Muito mais perigosa.


Os juros da dívida

Todo empréstimo possui juros.

Software também.

Os juros aparecem como:

Mais tempo para manutenção

Uma alteração simples leva dias.


Bugs recorrentes

Conserta um.

Quebra outro.


Medo

"Não mexe."

Frase clássica do legado.


Performance

Cada remendo adiciona processamento.

No mainframe isso significa:

  • CPU

  • MIPS

  • consumo

  • custo


Novos profissionais demoram meses

Porque entender ficou difícil.


Como a dívida cresce?

Imagine um cartão de crédito.

Primeiro mês:

100 reais.

Segundo mês:

Terceiro:

Depois:

Depois:

Software faz exatamente isso.

Cada nova funcionalidade construída sobre código ruim aumenta exponencialmente a complexidade.


O Mainframe sofre muito?

Curiosamente...

sim.

E não.

Mainframes normalmente possuem código extremamente robusto.

Mas muitos sistemas existem há quarenta anos.

Durante quatro décadas...

centenas de programadores passaram por eles.

Cada geração deixou pequenas modificações.

O resultado pode ser:

  • GOTO esquecidos

  • IFs duplicados

  • COPYBOOKS redundantes

  • programas gigantescos

  • tabelas obsoletas

  • JCLs nunca revisados


Um exemplo realista

Imagine um programa COBOL chamado:

PGMFIN01

1988

2.300 linhas.

1992

3.800 linhas.

1998

6.500 linhas.

2007

11.000 linhas.

2016

19.000 linhas.

2026

41.000 linhas.

Ninguém teve coragem de dividir.

Cada manutenção ficou mais cara.

A dívida cresceu silenciosamente.


O Oráculo explica

No universo Matrix, o Oráculo nunca entrega respostas prontas.

Ela oferece entendimento.

Na Engenharia de Software acontece igual.

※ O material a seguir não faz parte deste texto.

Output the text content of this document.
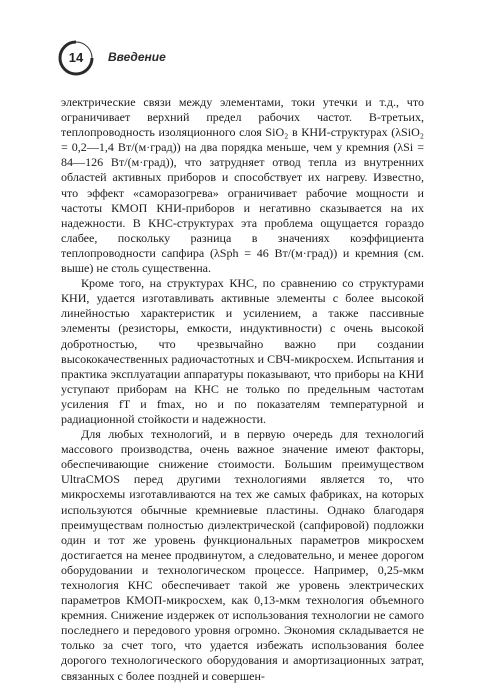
14	Введение

электрические связи между элементами, токи утечки и т.д., что ограничивает верхний предел рабочих частот. В-третьих, теплопроводность изоляционного слоя SiO₂ в КНИ-структурах (λSiO₂ = 0,2—1,4 Вт/(м·град)) на два порядка меньше, чем у кремния (λSi = 84—126 Вт/(м·град)), что затрудняет отвод тепла из внутренних областей активных приборов и способствует их нагреву. Известно, что эффект «саморазогрева» ограничивает рабочие мощности и частоты КМОП КНИ-приборов и негативно сказывается на их надежности. В КНС-структурах эта проблема ощущается гораздо слабее, поскольку разница в значениях коэффициента теплопроводности сапфира (λSph = 46 Вт/(м·град)) и кремния (см. выше) не столь существенна.

Кроме того, на структурах КНС, по сравнению со структурами КНИ, удается изготавливать активные элементы с более высокой линейностью характеристик и усилением, а также пассивные элементы (резисторы, емкости, индуктивности) с очень высокой добротностью, что чрезвычайно важно при создании высококачественных радиочастотных и СВЧ-микросхем. Испытания и практика эксплуатации аппаратуры показывают, что приборы на КНИ уступают приборам на КНС не только по предельным частотам усиления fT и fmax, но и по показателям температурной и радиационной стойкости и надежности.

Для любых технологий, и в первую очередь для технологий массового производства, очень важное значение имеют факторы, обеспечивающие снижение стоимости. Большим преимуществом UltraCMOS перед другими технологиями является то, что микросхемы изготавливаются на тех же самых фабриках, на которых используются обычные кремниевые пластины. Однако благодаря преимуществам полностью диэлектрической (сапфировой) подложки один и тот же уровень функциональных параметров микросхем достигается на менее продвинутом, а следовательно, и менее дорогом оборудовании и технологическом процессе. Например, 0,25-мкм технология КНС обеспечивает такой же уровень электрических параметров КМОП-микросхем, как 0,13-мкм технология объемного кремния. Снижение издержек от использования технологии не самого последнего и передового уровня огромно. Экономия складывается не только за счет того, что удается избежать использования более дорогого технологического оборудования и амортизационных затрат, связанных с более поздней и совершен-
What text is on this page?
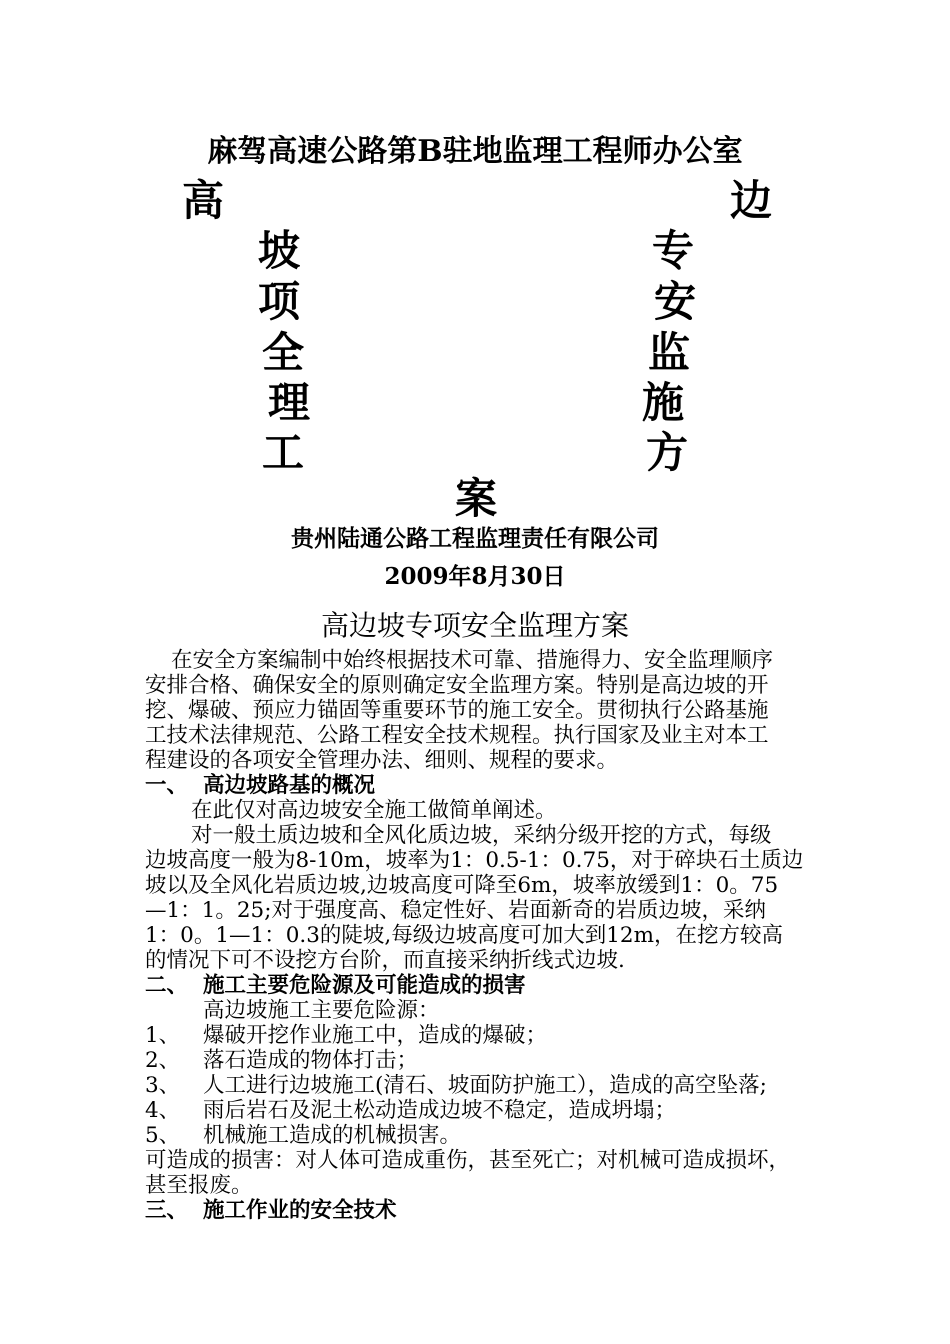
麻驾高速公路第B驻地监理工程师办公室
高	边
坡	专
项	安
全	监
理	施
工	方
案
贵州陆通公路工程监理责任有限公司
2009年8月30日
高边坡专项安全监理方案

在安全方案编制中始终根据技术可靠、措施得力、安全监理顺序

安排合格、确保安全的原则确定安全监理方案。特别是高边坡的开

挖、爆破、预应力锚固等重要环节的施工安全。贯彻执行公路基施

工技术法律规范、公路工程安全技术规程。执行国家及业主对本工

程建设的各项安全管理办法、细则、规程的要求。

一、 高边坡路基的概况

在此仅对高边坡安全施工做简单阐述。

对一般土质边坡和全风化质边坡，采纳分级开挖的方式，每级

边坡高度一般为8-10m，坡率为1：0.5-1：0.75，对于碎块石土质边

坡以及全风化岩质边坡,边坡高度可降至6m，坡率放缓到1：0。75

—1：1。25;对于强度高、稳定性好、岩面新奇的岩质边坡，采纳

1：0。1—1：0.3的陡坡,每级边坡高度可加大到12m，在挖方较高

的情况下可不设挖方台阶，而直接采纳折线式边坡.

二、 施工主要危险源及可能造成的损害

高边坡施工主要危险源：

1、 爆破开挖作业施工中，造成的爆破；

2、 落石造成的物体打击；

3、 人工进行边坡施工(清石、坡面防护施工），造成的高空坠落;

4、 雨后岩石及泥土松动造成边坡不稳定，造成坍塌；

5、 机械施工造成的机械损害。

可造成的损害：对人体可造成重伤，甚至死亡；对机械可造成损坏，

甚至报废。

三、 施工作业的安全技术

A dívida técnica raramente aparece em relatórios.

Ela aparece nos sintomas.

Equipe cansada.

Prazo aumentando.

Mudanças simples demorando semanas.

Clientes reclamando.

ABENDs aparecendo após pequenas alterações.

Esses são os sinais.


Como reduzir a dívida?

Refatoração

Melhorar código sem alterar comportamento.

É a principal arma.


Testes automatizados

Permitem mudar com segurança.


Revisão de código

Dois olhos veem mais que um.


Arquitetura

Planejamento evita improvisos.


Documentação viva

Nunca deixe conhecimento apenas na memória.


Pair Programming

Conhecimento compartilhado.


Mentoria

Programadores experientes aceleram iniciantes.


Limpeza contínua

Nunca espere uma grande reescrita.

Melhore um pouco todos os dias.


A Regra do Escoteiro

Robert C. Martin popularizou uma ideia simples:

Deixe o código um pouco melhor do que encontrou.

Imagine milhares de desenvolvedores fazendo isso durante anos.

A dívida diminui naturalmente.


Atenção!

Existe um erro muito comum.

Confundir:

Refatoração

com

Reescrita.

São coisas completamente diferentes.

Refatorar melhora.

Reescrever substitui.

Nem sempre reescrever é inteligente.

Muitos projetos falharam tentando "começar do zero".


O perigo da Grande Reescrita

Na Matrix Reloaded, Neo descobre que destruir tudo não resolve.

Em software acontece igual.

Jogar fora um sistema COBOL de quarenta anos pode significar perder décadas de conhecimento de negócio.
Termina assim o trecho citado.